Reforming Corporate Board Structure: Why Barney Frank Is Right

by: Toro

I caught the last snippet of Barney Frank's interview on CNBC Thursday morning. I wanted to track it down and watch the whole thing, so I went to the CNBC website and dug it up, which you can watch here. I would highly suggest you watch it.

Frank acts like a jackass at the end of the interview. Mark Haines was asking legitimate questions, and Frank responds like a petulant, teenage Prima Donna and storms off. However, he is absolutely bang on in his argument, and is correct when he says that shareholders should have increased power over corporate boards.

The United States has serious issues at the board levels of corporations. Too often, boards are like clubs, with directors being too close to the CEO, who is often also the Chairman of the Board (another serious problem since no CEO should be the Chairman of the Board). There is not enough independence amongst directors, nor is there enough independence amongst the compensation committee.

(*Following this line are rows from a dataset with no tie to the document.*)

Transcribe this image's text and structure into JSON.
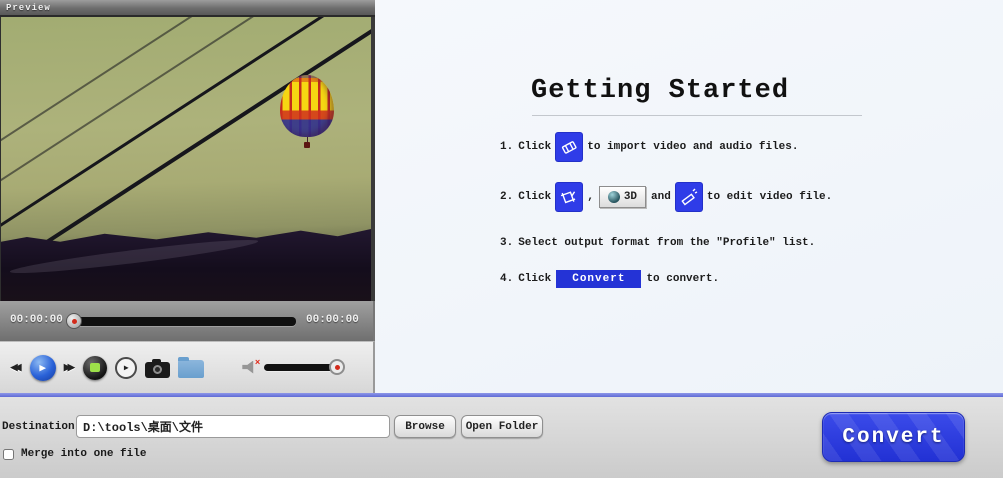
{
  "preview": {
    "title": "Preview",
    "current_time": "00:00:00",
    "total_time": "00:00:00",
    "controls": {
      "rewind_glyph": "◀◀",
      "play_glyph": "▶",
      "forward_glyph": "▶▶",
      "step_glyph": "▶",
      "mute_glyph": "×"
    }
  },
  "getting_started": {
    "title": "Getting Started",
    "steps": {
      "s1": {
        "num": "1.",
        "click": "Click",
        "rest": "to import video and audio files."
      },
      "s2": {
        "num": "2.",
        "click": "Click",
        "comma": ",",
        "btn3d": "3D",
        "and": "and",
        "rest": "to edit video file."
      },
      "s3": {
        "num": "3.",
        "text": "Select output format from the \"Profile\" list."
      },
      "s4": {
        "num": "4.",
        "click": "Click",
        "convert": "Convert",
        "rest": "to convert."
      }
    }
  },
  "bottom": {
    "destination_label": "Destination:",
    "destination_value": "D:\\tools\\桌面\\文件",
    "browse": "Browse",
    "open_folder": "Open Folder",
    "merge_label": "Merge into one file",
    "merge_checked": false,
    "convert": "Convert"
  },
  "colors": {
    "accent_blue": "#2f3ce8",
    "separator_blue": "#6f7ade",
    "panel_bg": "#f3f6fa",
    "convert_button": "#2a38dd"
  }
}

The best model for corporate governance in the world is in Sweden (.pdf). In Sweden, shareholders have far more rights to oversee what management is doing with their money, including

  • The separation of the titles of Chairman and CEO
  • Mergers must be approved by shareholders
  • Shareholders of a certain size can call extraordinary meetings
  • The nomination committee to the board must have shareholder representation
  • It is much easier to remove management, CEOs and directors
  • Compensation is approved at the AGM
  • A plurality of votes, rather than a majority, is needed to pass resolutions and amendments.

Reforming board structure in America along the lines of governance structures in Sweden would go a long way towards eliminating the venality and agency/principal risk inherent in corporate America, which contributed to the debacle in the financial industry.